Siamo una strana regione, baciata dalla fortuna, da paesaggi incredibili, prodotti agroalimentari eccezionali, una storia che parte dai primi Sapiens, che qui hanno lasciato molte tracce, passando ai Celti, ai Romani, ad un Medioevo importante ed un ‘700 eroico. Eppure siamo anche una regione povera, arsa, pietrosa, stretta tra monti e mare, con la terra strappata alla montagna e tenuta in piedi dai muretti a secco, muri che non dividono, anzi, uniscono territori e sorreggono montagne, le “cattedrali dei liguri” secondo Boine. Non a caso i muretti a secco, non solo quelli liguri, ma il “paesaggio terrazzato” simile, mai eguale in molte parti del mondo (basti pensare ai muri a secco dell’Isola di Pasqua, stessa funzione, metodo di costruzione diverso) è stato dichiarato Patrimonio immateriale dell’Umanità secondo l’Unesco. Un patrimonio costruito con fatica, sudore, sangue e bestemmie dai nostri avi. Un patrimonio che, in gran parte, sorregge un’altra eccellenza, in lista di attesa (forse già dal prossimo anno) di diventare anch’essa Patrimonio immateriale dell’Umanità dell’Unesco: l’olivo, la civiltà dell’olivo.
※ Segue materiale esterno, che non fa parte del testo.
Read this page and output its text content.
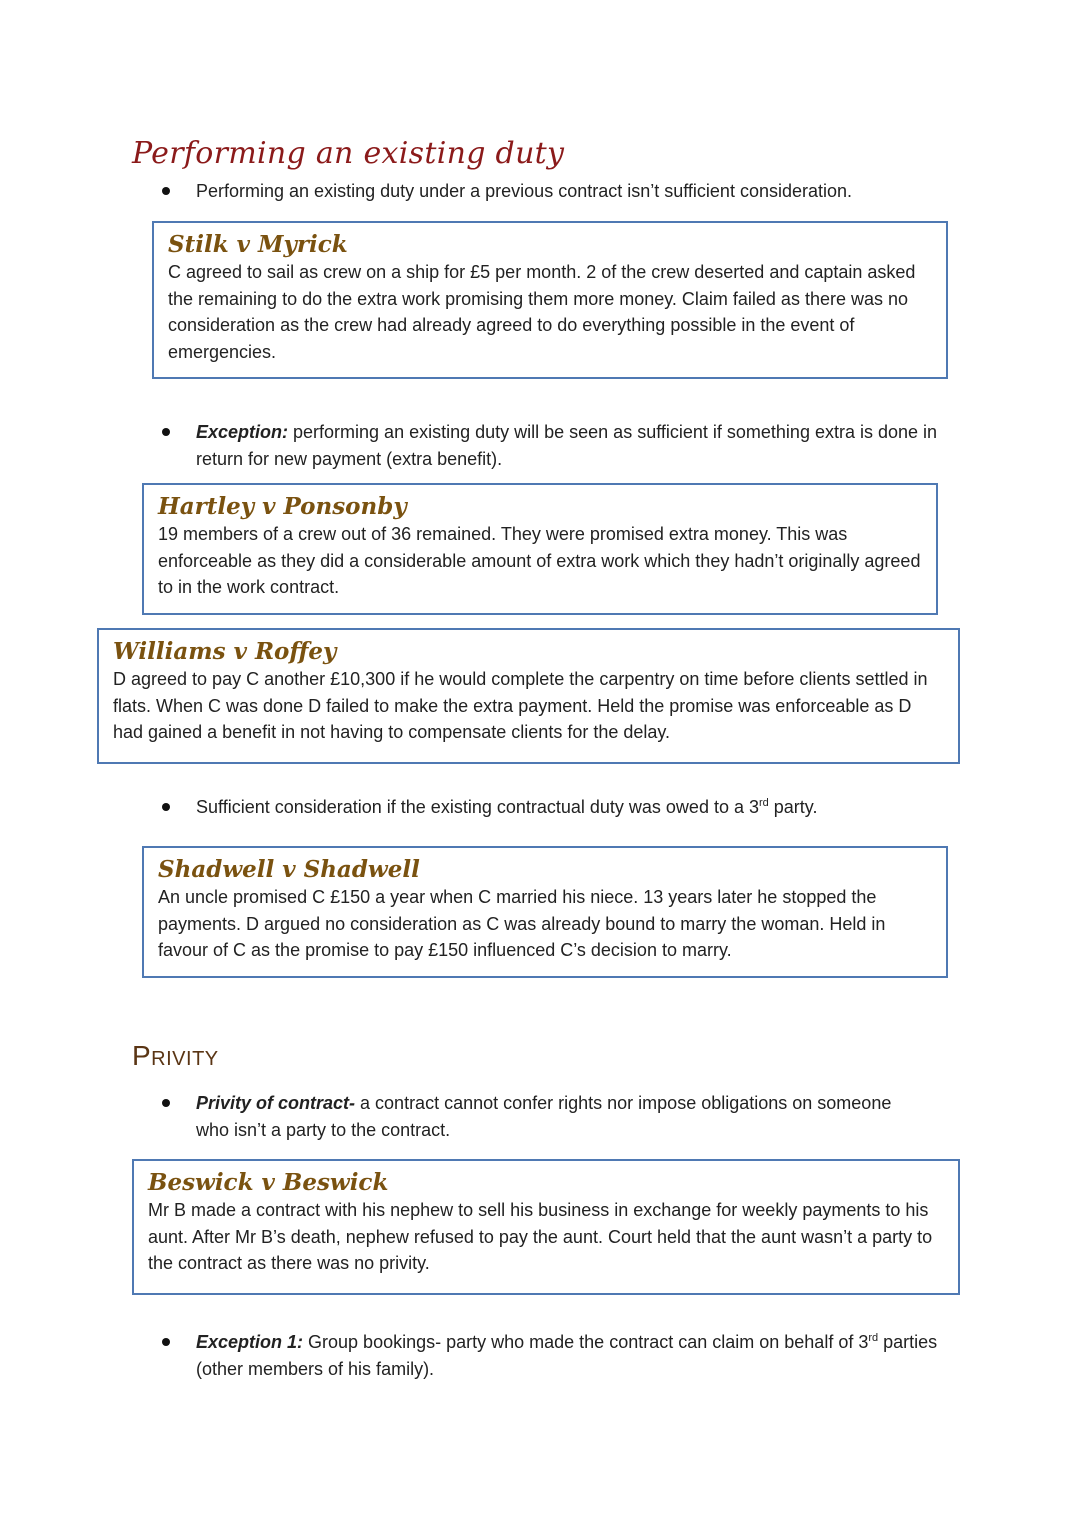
Performing an existing duty
Performing an existing duty under a previous contract isn’t sufficient consideration.
Stilk v Myrick
C agreed to sail as crew on a ship for £5 per month. 2 of the crew deserted and captain asked the remaining to do the extra work promising them more money. Claim failed as there was no consideration as the crew had already agreed to do everything possible in the event of emergencies.
Exception: performing an existing duty will be seen as sufficient if something extra is done in return for new payment (extra benefit).
Hartley v Ponsonby
19 members of a crew out of 36 remained. They were promised extra money. This was enforceable as they did a considerable amount of extra work which they hadn’t originally agreed to in the work contract.
Williams v Roffey
D agreed to pay C another £10,300 if he would complete the carpentry on time before clients settled in flats. When C was done D failed to make the extra payment. Held the promise was enforceable as D had gained a benefit in not having to compensate clients for the delay.
Sufficient consideration if the existing contractual duty was owed to a 3rd party.
Shadwell v Shadwell
An uncle promised C £150 a year when C married his niece. 13 years later he stopped the payments. D argued no consideration as C was already bound to marry the woman. Held in favour of C as the promise to pay £150 influenced C’s decision to marry.
Privity
Privity of contract- a contract cannot confer rights nor impose obligations on someone who isn’t a party to the contract.
Beswick v Beswick
Mr B made a contract with his nephew to sell his business in exchange for weekly payments to his aunt. After Mr B’s death, nephew refused to pay the aunt. Court held that the aunt wasn’t a party to the contract as there was no privity.
Exception 1: Group bookings- party who made the contract can claim on behalf of 3rd parties (other members of his family).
Non è finita. L’olivo, o meglio l’olio (e quello ligure è di altissima qualità), è alla base della Dieta Mediterranea, indovinate un po’?, anche lei Patrimonio immateriale dell’Umanità secondo l’Unesco. Insomma, siamo tra le zone del mondo con più eccellenze riconosciute dall’Unesco, eppure non siamo capaci non dico di valorizzarle in maniera sinergica sul mercato mondiale del turismo, ma neppure di muovere i primi passi verso una promozione che vada oltre le fotografie dei lungomare con le famiglie in bicicletta o lo scatto di un calice di bianco con in controluce un anonimo vigneto. La politica, di tutti i colori, in questi anni si è limitata ad annunci, a finanziare (ad ogni livello, Regione, Comune, Enti, con poche eccezioni) inutili campagne pubblicitarie, senza fare mai del vero marketing territoriale, e il privato non è stato da meno. La crisi provocata dalla pandemia ha aiutato a mettere in evidenza le criticità, e se è vero che dalle crisi (lo sapevano i greci e, in derivazione, i romani che davano alla parola crisis il doppio significato di crisi, ma anche di opportunità) possono nascere delle nuove opportunità, la Liguria nel suo insieme non le deve sprecare. Sperando non sia troppo tardi.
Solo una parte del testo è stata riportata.